By Ontario Coalition of Rape Crisis Centres, White Ribbon Campaign, and OPHEA
What is mental health, and why is it especially important to young people?
The World Health Organization (WHO) defines mental health as a “state of well-being in which every individual realizes his or her potential, can cope with the normal stresses of life, can work productively and fruitfully, and is able to make a contribution to his or her community”. Mental health problems can include panic and anxiety, depression and other mood problems, psychosis, eating problems and other emotional, coping or addiction problems.

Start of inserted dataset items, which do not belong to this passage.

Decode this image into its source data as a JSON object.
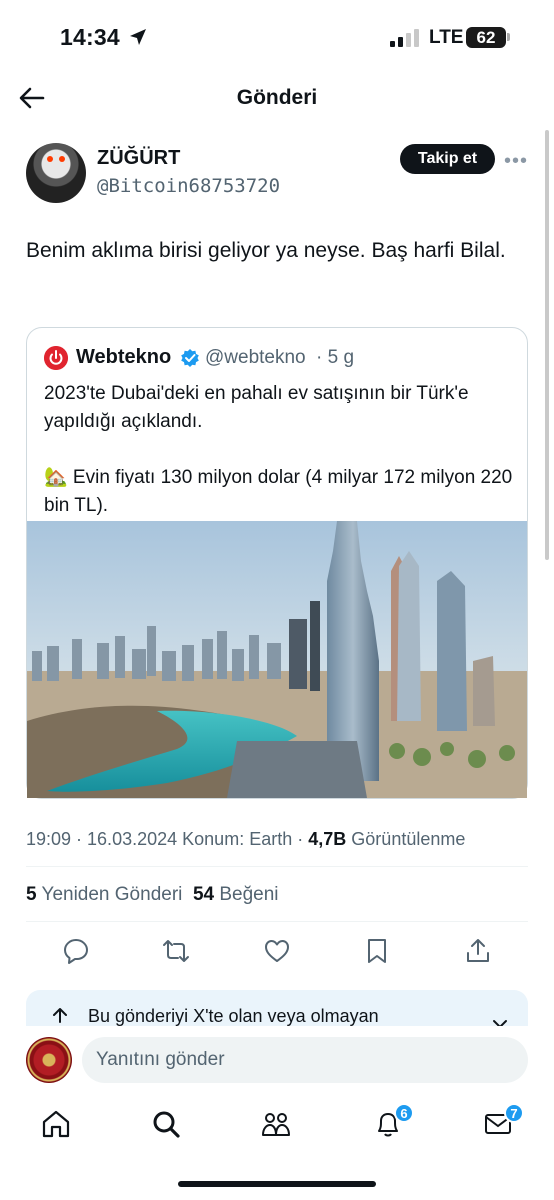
{
  "status_bar": {
    "time": "14:34",
    "network": "LTE",
    "battery": "62"
  },
  "header": {
    "title": "Gönderi"
  },
  "author": {
    "name": "ZÜĞÜRT",
    "handle": "@Bitcoin68753720",
    "follow_label": "Takip et"
  },
  "tweet": {
    "text": "Benim aklıma birisi geliyor ya neyse. Baş harfi Bilal."
  },
  "quoted": {
    "name": "Webtekno",
    "handle": "@webtekno",
    "time": "· 5 g",
    "text_line1": "2023'te Dubai'deki en pahalı ev satışının bir Türk'e yapıldığı açıklandı.",
    "text_line2": "🏡 Evin fiyatı 130 milyon dolar (4 milyar 172 milyon 220 bin TL)."
  },
  "meta": {
    "timestamp": "19:09 · 16.03.2024",
    "location": "Konum: Earth",
    "dot": "·",
    "views": "4,7B",
    "views_label": "Görüntülenme"
  },
  "stats": {
    "reposts": "5",
    "reposts_label": "Yeniden Gönderi",
    "likes": "54",
    "likes_label": "Beğeni"
  },
  "banner": {
    "text": "Bu gönderiyi X'te olan veya olmayan"
  },
  "reply": {
    "placeholder": "Yanıtını gönder"
  },
  "tabs": {
    "notifications_badge": "6",
    "messages_badge": "7"
  },
  "colors": {
    "accent": "#1d9bf0",
    "text": "#0f1419",
    "muted": "#536471",
    "webtekno_red": "#e0242f"
  }
}
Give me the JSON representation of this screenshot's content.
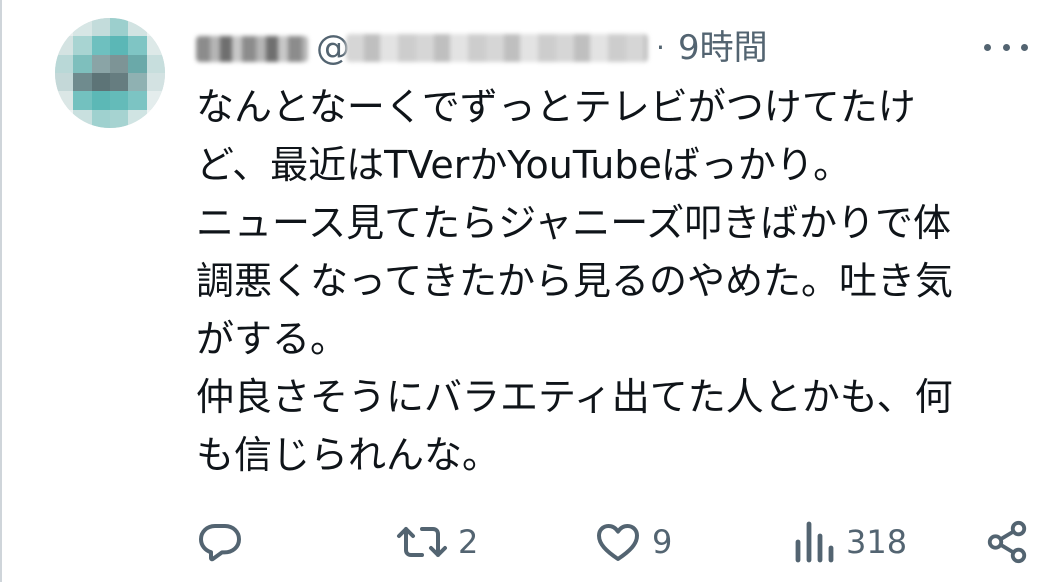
{
  "tweet": {
    "author_name_blurred": "",
    "handle_prefix": "@",
    "separator": "·",
    "timestamp": "9時間",
    "text_lines": [
      "なんとなーくでずっとテレビがつけてたけ",
      "ど、最近はTVerかYouTubeばっかり。",
      "ニュース見てたらジャニーズ叩きばかりで体",
      "調悪くなってきたから見るのやめた。吐き気",
      "がする。",
      "仲良さそうにバラエティ出てた人とかも、何",
      "も信じられんな。"
    ]
  },
  "actions": {
    "reply_icon": "reply-icon",
    "retweet_icon": "retweet-icon",
    "retweet_count": "2",
    "like_icon": "heart-icon",
    "like_count": "9",
    "views_icon": "views-icon",
    "views_count": "318",
    "share_icon": "share-icon"
  },
  "colors": {
    "text": "#0f1419",
    "secondary": "#536471",
    "avatar_main": "#5fb6b5"
  }
}
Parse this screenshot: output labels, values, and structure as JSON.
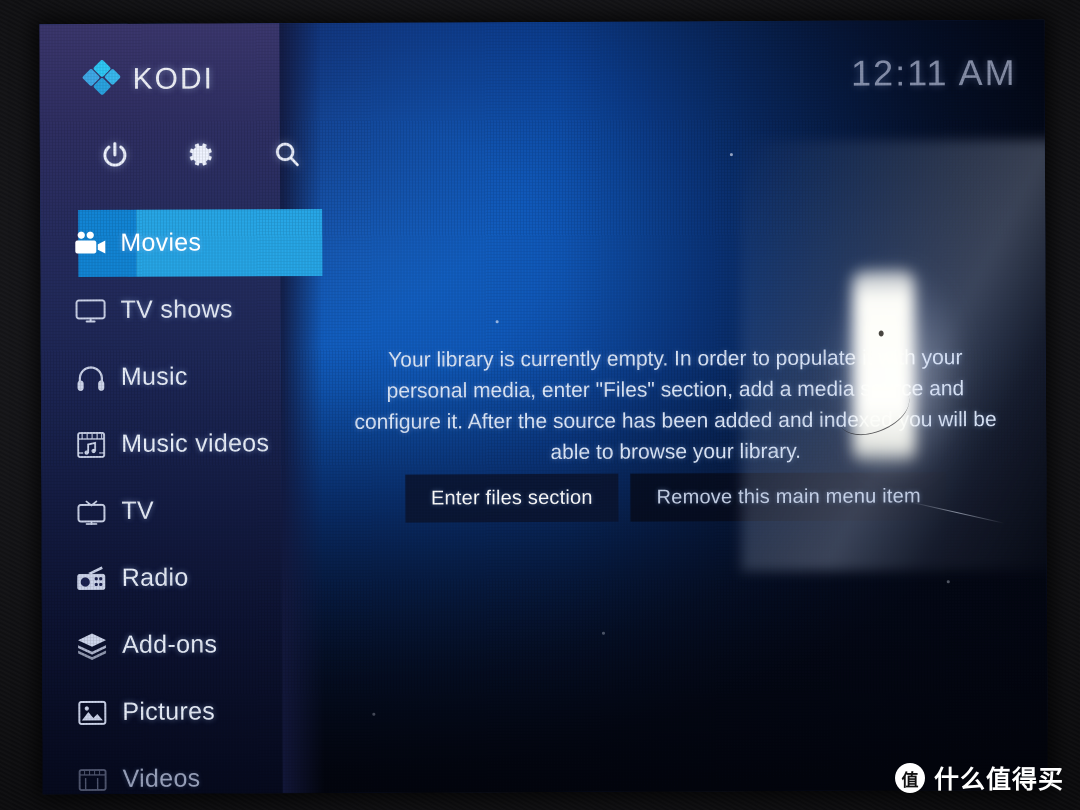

It is estimated that around 20% of the world’s children and adolescents have mental health problems. About half of mental disorders begin before the age of 14. Without support, mental health problems can have a significant impact on a young person’s ability to engage with and succeed in their studies: “young people with mental health disorders are at great risk for dropping out of school”. As they grow older, additional challenges can accumulate, with “diminished career options arising from leaving school prematurely” and an overall “effect on productivity” and well-being.
Challenges also exist in providing helpful responses to young people dealing with mental health problems. Children’s Mental Health Ontario shares, for example, that:
- 28% of students report not knowing where to turn when they wanted to talk to someone about mental health¹
- Black youth are significantly under-represented in mental health and treatment-oriented services and over represented in containment-focused facilities²
- First Nations youth die by suicide about 5 to 6 times more often than non-Aboriginal youth
- LGBTQ youth face approximately 14 times the risk of suicide and substance abuse than their heterosexual peers.